JEN Miller, an experienced freelance writer, gives tips on working from home because of the coronavirus.
More and more companies are having employees work from home to help slow the spread of coronavirus. I’ve been a freelance writer for 15 years, setting up first in the small corner of an apartment and then moving into space with a dedicated office where I could shut the door.
I love it, but I know it is not an easy transition, especially if it is not one you’ve been planning for. Here are some tips on how to make the best of it until you start commuting again.
Keep the same schedule
Start out by sticking to the same schedule as when you went into an office. “Try to get up at the same time, and do all the things you would typically do to get ready for work,” said William Castellano, a management and labour relations professor. “Make sure you’re thinking about how you’re going to structure your day similarly” to how you did before. If you made a to-do list every morning, continue to make it. If you checked in with the same person every morning, check in with that person.
Of course, your work day can’t possibly be the same, and while I admit I initially laughed at a Google employee who asked about how to get morning coffee, his experience is not unusual. Your routine will change and you will need time to figure out how to accommodate those changes, like making coffee at home if you’re used to picking it up on the way to work.
As for what to wear in your home office, I am squarely in the “be comfortable” camp, although Barbara Pachter, the author of The Essentials of Business Etiquette and a long-time work-from-homer, said that in the beginning, you should get dressed as if you were going to the office. It will help in giving some structure to your day, but you can change your home dress code later as you adjust to your new working arrangement.
Pick a spot for your office. It doesn’t have to have a door, but it should be away from distraction. You don’t need an expensive set-up. I have an office, but I’m much more likely to write at a stand-up “desk” I’ve fashioned with a stack of books on my kitchen counter. The boundaries you set up also relate to other people who may be sharing the same space.

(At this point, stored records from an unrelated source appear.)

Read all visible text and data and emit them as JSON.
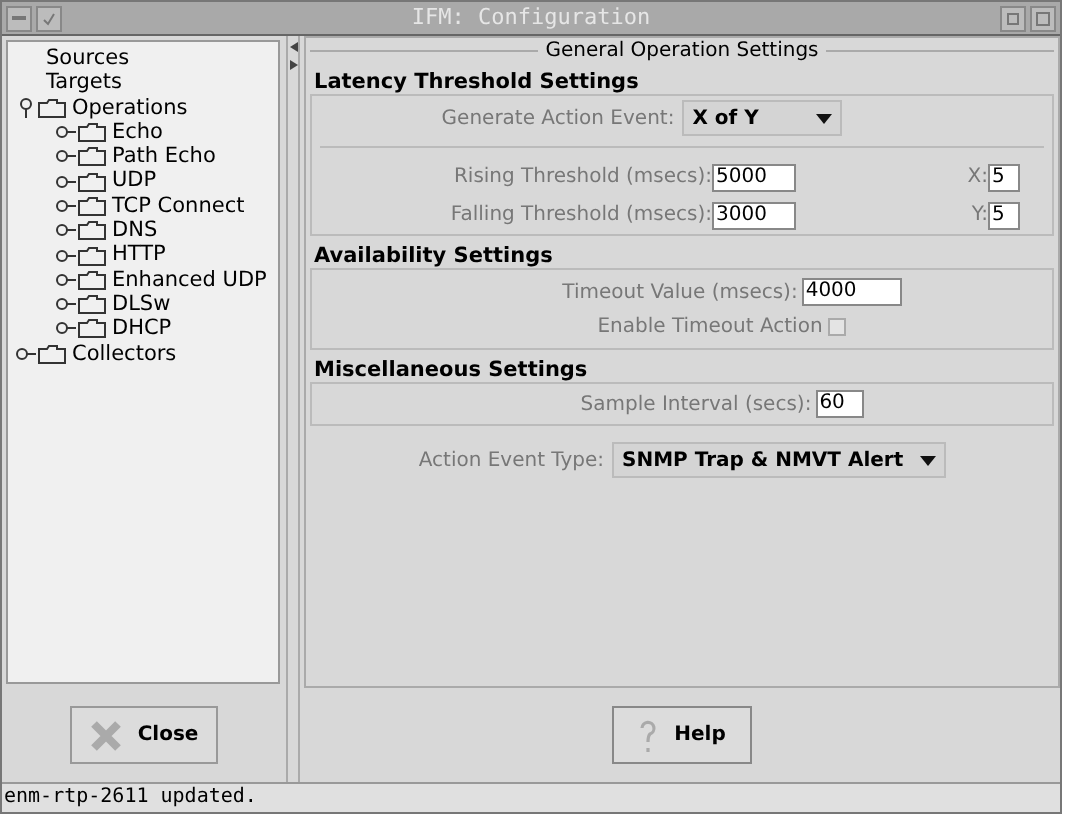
{
  "window": {
    "title": "IFM: Configuration"
  },
  "tree": [
    {
      "label": "Sources",
      "kind": "leaf"
    },
    {
      "label": "Targets",
      "kind": "leaf"
    },
    {
      "label": "Operations",
      "kind": "folder",
      "expanded": true,
      "children": [
        {
          "label": "Echo",
          "kind": "folder",
          "expanded": false
        },
        {
          "label": "Path Echo",
          "kind": "folder",
          "expanded": false
        },
        {
          "label": "UDP",
          "kind": "folder",
          "expanded": false
        },
        {
          "label": "TCP Connect",
          "kind": "folder",
          "expanded": false
        },
        {
          "label": "DNS",
          "kind": "folder",
          "expanded": false
        },
        {
          "label": "HTTP",
          "kind": "folder",
          "expanded": false
        },
        {
          "label": "Enhanced UDP",
          "kind": "folder",
          "expanded": false
        },
        {
          "label": "DLSw",
          "kind": "folder",
          "expanded": false
        },
        {
          "label": "DHCP",
          "kind": "folder",
          "expanded": false
        }
      ]
    },
    {
      "label": "Collectors",
      "kind": "folder",
      "expanded": false
    }
  ],
  "close_button": "Close",
  "panel_title": "General Operation Settings",
  "latency": {
    "title": "Latency Threshold Settings",
    "generate_label": "Generate Action Event:",
    "generate_value": "X of Y",
    "rising_label": "Rising Threshold (msecs):",
    "rising_value": "5000",
    "x_label": "X:",
    "x_value": "5",
    "falling_label": "Falling Threshold (msecs):",
    "falling_value": "3000",
    "y_label": "Y:",
    "y_value": "5"
  },
  "availability": {
    "title": "Availability Settings",
    "timeout_label": "Timeout Value (msecs):",
    "timeout_value": "4000",
    "enable_label": "Enable Timeout Action",
    "enable_checked": false
  },
  "misc": {
    "title": "Miscellaneous Settings",
    "sample_label": "Sample Interval (secs):",
    "sample_value": "60"
  },
  "action_event": {
    "label": "Action Event Type:",
    "value": "SNMP Trap & NMVT Alert"
  },
  "help_button": "Help",
  "status_bar": "enm-rtp-2611 updated."
}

This will be especially important if a partner or roommate is also working from home or children’s schools are closed. Pachter suggested that if children are given assignments to do at home, they work alongside their parents as if they were going to the office with you. The effectiveness of this may vary, depending on your children’s ages and needs.
Treat exercise, meals and stretch breaks as you would any other meeting. That means putting it on your calendar, at least to start. If your commute used to include walking, and now you have no reason to leave the house, you might forget to move. When you suddenly lose the pace of your day, everything can start to bleed together.
You may be used to relying on cues from your workplace, such as other people, to remind you to get up and stretch or get lunch. While going to the gym may be out of the question, you may be able to walk or run outside while still practising social distancing or use workout videos online or on demand to give yourself some kind of workout.
Prepare for isolation
Even introverts who work in an office can suffer from isolation at suddenly being moved home. Suggestions include proactively staying in touch with others rather than waiting for someone to reach out. That could mean emailing colleagues more often, having conference calls, video conferences, using chat tools or just picking up the phone.
Put work away
For those who are used to working in an office, the evening commute is often a way to end the work day and begin home life. It is important to continue to make the same transition, even if you’re just moving from one spot on the couch to the other. Put your work materials and your laptop away or close work applications if you want to use your computer for something else.
This article first appeared in The New York Times.